Mosquera se atornilla al podio

Mariluz Ferreiro REDACCIÓN/LA VOZ.

DEPORTES

Distanció al cuarto clasificado a 1 minuto y 50 segundos con su ataque en los Lagos, donde ganó Barredo

13 sep 2010 . Actualizado a las 02:07 h.

En los Lagos de Covadonga emergió el Ezequiel Mosquera jefe de filas. Fue en el 2007. El Xacobeo, entonces Karpin, se presentaba en la Vuelta sin un líder claro y manejando otros nombres de cara a la general. Pero allí se ganó su sito el teense. En el 2010 la cima asturiana le ha servido de trampolín para volver a cambiar de estatus. De aspirante a podio a candidato al triunfo. Porque Mosquera ayer se atornilló al tercer puesto, a la zona noble de la general. Volvió a atacar. No consiguió la renta deseada sobre Nibali y Purito Rodríguez. Pero alejó a Tondo. Ahora el cuarto clasificado es el eslovaco Peter Velits, del Columbia, a 1 minuto y 50 segundos.

Mosquera se atasca con el calor y sale a flote con el agua y el frío. Ayer sonrió al encontrarse por fin con un día gris y feo, con el aliño del orvallo. Y pensó en la general y en un posible triunfo. La victoria se le escapó porque la fuga llegó a buen puerto. De entre los aventureros, el asturiano Barredo fue profeta en su tierra marchándose en solitario en una cima que conoce de sobra y levantando por fin los brazos.

El Xacobeo fue calentando a los gallos antes de iniciarse la ascensión y en las primeras rampas.
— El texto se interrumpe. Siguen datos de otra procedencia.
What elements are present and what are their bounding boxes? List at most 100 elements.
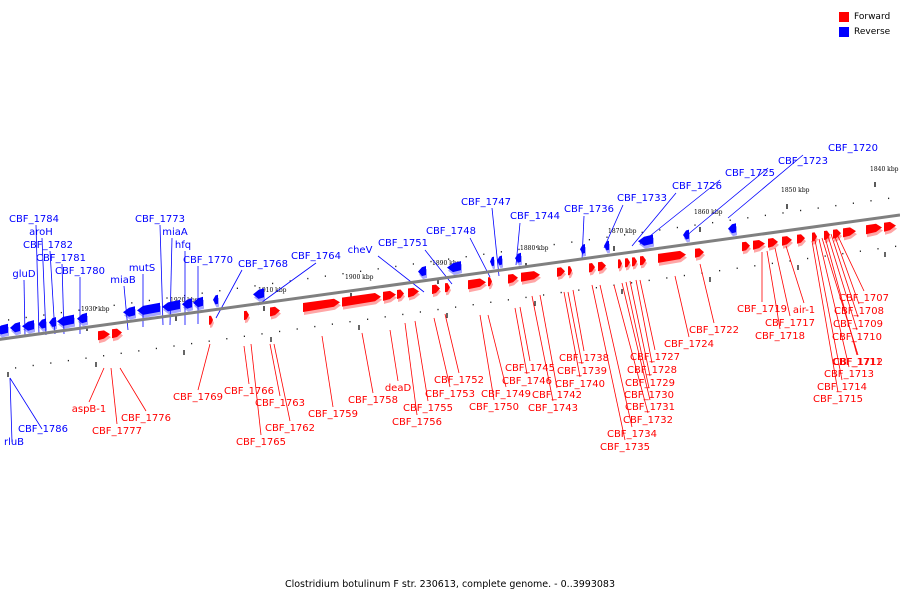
leader-line xyxy=(250,343,262,436)
forward-gene-label: CBF_1769 xyxy=(173,392,223,403)
minor-tick-bottom xyxy=(314,325,316,328)
minor-tick-top xyxy=(712,221,714,224)
leader-line xyxy=(119,367,147,412)
minor-tick-top xyxy=(78,309,80,311)
reverse-gene-label: CBF_1764 xyxy=(291,251,341,262)
leader-line xyxy=(9,377,43,430)
forward-gene xyxy=(488,277,492,287)
reverse-gene-label: rluB xyxy=(4,437,24,448)
minor-tick-top xyxy=(676,226,678,229)
minor-tick-bottom xyxy=(631,282,633,284)
forward-gene xyxy=(632,257,637,267)
reverse-gene xyxy=(123,306,135,317)
forward-gene-label: CBF_1729 xyxy=(625,378,675,389)
minor-tick-bottom xyxy=(736,267,738,269)
minor-tick-top xyxy=(764,214,766,217)
reverse-gene xyxy=(253,288,264,299)
reverse-gene xyxy=(193,296,203,308)
minor-tick-top xyxy=(448,258,450,260)
leader-line xyxy=(818,238,850,368)
minor-tick-top xyxy=(483,253,485,255)
forward-gene xyxy=(445,283,450,293)
minor-tick-bottom xyxy=(120,352,122,355)
reverse-gene-label: CBF_1782 xyxy=(23,240,73,251)
forward-gene xyxy=(383,290,396,301)
forward-gene xyxy=(753,240,765,250)
minor-tick-top xyxy=(465,256,467,258)
legend-forward-swatch xyxy=(839,11,849,22)
leader-line xyxy=(487,314,507,388)
genome-caption: Clostridium botulinum F str. 230613, com… xyxy=(284,579,616,590)
leader-line xyxy=(785,245,805,304)
leader-line xyxy=(389,329,399,382)
reverse-gene xyxy=(490,256,494,267)
forward-gene xyxy=(468,278,486,290)
minor-tick-top xyxy=(835,204,837,207)
leader-line xyxy=(433,317,451,388)
forward-gene-label: CBF_1738 xyxy=(559,353,609,364)
reverse-gene-label: CBF_1751 xyxy=(378,238,428,249)
legend-reverse-label: Reverse xyxy=(854,26,891,37)
minor-tick-bottom xyxy=(859,250,861,252)
minor-tick-bottom xyxy=(261,333,263,335)
reverse-gene-label: miaA xyxy=(162,227,188,238)
forward-gene-label: CBF_1752 xyxy=(434,375,484,386)
minor-tick-bottom xyxy=(525,296,527,299)
reverse-gene xyxy=(497,255,502,266)
forward-gene xyxy=(833,229,841,239)
forward-gene xyxy=(884,221,896,232)
forward-gene-label: CBF_1714 xyxy=(817,382,867,393)
leader-line xyxy=(243,345,250,385)
forward-gene-label: CBF_1718 xyxy=(755,331,805,342)
minor-tick-bottom xyxy=(402,313,404,316)
leader-line xyxy=(35,224,40,336)
minor-tick-bottom xyxy=(155,347,157,350)
minor-tick-top xyxy=(236,287,238,290)
forward-gene xyxy=(508,274,518,284)
reverse-gene-label: CBF_1723 xyxy=(778,156,828,167)
minor-tick-top xyxy=(324,275,326,277)
forward-gene-label: CBF_1719 xyxy=(737,304,787,315)
forward-gene-label: CBF_1728 xyxy=(627,365,677,376)
minor-tick-top xyxy=(412,263,414,265)
minor-tick-bottom xyxy=(331,323,333,325)
forward-gene xyxy=(695,248,704,258)
minor-tick-top xyxy=(307,277,309,280)
reverse-gene-label: CBF_1725 xyxy=(725,168,775,179)
forward-gene-label: CBF_1766 xyxy=(224,386,274,397)
forward-gene xyxy=(866,223,882,235)
leader-line xyxy=(833,233,860,305)
minor-tick-top xyxy=(25,316,27,319)
reverse-gene-label: gluD xyxy=(12,269,35,280)
reverse-gene xyxy=(38,318,46,329)
reverse-gene-label: CBF_1781 xyxy=(36,253,86,264)
leader-line xyxy=(814,239,843,381)
forward-gene-label: CBF_1740 xyxy=(555,379,605,390)
minor-tick-top xyxy=(395,265,397,268)
gene-arrows xyxy=(0,221,897,344)
minor-tick-top xyxy=(8,319,10,321)
forward-gene xyxy=(408,287,419,298)
reverse-gene-label: CBF_1773 xyxy=(135,214,185,225)
leader-line xyxy=(269,343,281,397)
minor-tick-bottom xyxy=(138,350,140,352)
forward-gene xyxy=(98,330,110,341)
forward-gene-label: CBF_1707 xyxy=(839,293,889,304)
minor-tick-top xyxy=(729,219,731,221)
reverse-gene-label: CBF_1744 xyxy=(510,211,560,222)
legend-reverse: Reverse xyxy=(839,24,890,39)
reverse-gene xyxy=(49,317,56,327)
minor-tick-top xyxy=(342,273,344,275)
forward-gene-label: CBF_1765 xyxy=(236,437,286,448)
forward-gene-label: CBF_1715 xyxy=(813,394,863,405)
leader-line xyxy=(774,247,791,317)
minor-tick-top xyxy=(571,241,573,243)
reverse-gene-label: CBF_1748 xyxy=(426,226,476,237)
forward-gene-label: CBF_1712 xyxy=(833,357,883,368)
leader-line xyxy=(629,280,651,377)
minor-tick-top xyxy=(377,268,379,270)
leader-line xyxy=(197,343,211,391)
leader-line xyxy=(827,235,858,331)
El tren gallego tiró con Vorganov y Delio Fernández. Aunque fue Veloso el que estiró el grupo. Rabuñal, que había quedado descolgado, resucitó y también dio su relevo. El siguiente fue David García. «El equipo hizo un pasodoble. Veloso puso una marcha que me tenía contento (risas). No iba súper. Ahí me tocó sufrir. Cuando tiró Kreuziger fue un alivio», reconoce Mosquera.

El gallego había visto a Nibali nervioso, «saliendo a algunos cortes». Pero ninguno cedía. Y todos se vigilaban. David García le preguntaba a su líder cómo iba. Entonces arrancó Sastre y Mosquera salió a su rueda. El ciclista del Xacobeo encontraba un buen compañero de baile, un corredor diésel como él para afrontar la subida. «En Peña Cabarga Sastre había subido bien. Ayer tensó el grupo. Arrancó con su estilo, sin mucha chispa, pero manteniendo el ritmo. Pero se paró más pronto de lo que creía. Y yo simplemente seguí», apunta Mosquera. «Cuando me fui quedaba mucho hasta la meta. Iba pensando que podría meterles más tiempo arriba, más de los 11 segundos que conseguí», añade.

Mosquera avanzaba en solitario. Nibali y Purito resistían. La diferencia se movía entre los 12 y los 19 segundos. Tondo desaparecía del plano. El gallego miraba hacia atrás insistentemente. La brecha no parecía definitiva: «Los veía cerca, buscaba referencia visual. Pensaba que en cualquier momento podrían alcanzarme. Además, no oía la radio. Llevaba empapado el auricular y no sabía si ellos venían a 9, a 19 o a 29 segundos». Tampoco se acordaba bien de la subida. «De repente, me encontraba con el llano y me sorprendía», reconoce. Y el firme tampoco ayudaba. «Creo que había musgo en el asfalto, porque al ponerme de pie se me iba la rueda de atrás», señala. Sí lo empujaba el público, «miles de gallegos que me ponían la carne de gallina».

Pero otra vez la Vuelta fue avara con el más ambicioso. No logró bonificación, porque llegó por detrás de los fugados. Sin embargo, en la meta volvió a lucir sonrisa. Se ha ganado el derecho a mirar la general hacia arriba y no hacia abajo. David García, a pesar de su caída en los Lagos, se coloca en el puesto doce. «Es como un gato, se fue al suelo y al momento ya estaba de pie», apunta Mosquera.

Pasan las etapas y el jefe de filas del Xacobeo no cambia de discurso. «En Cotobello, más de los mismo». La general le da la razón.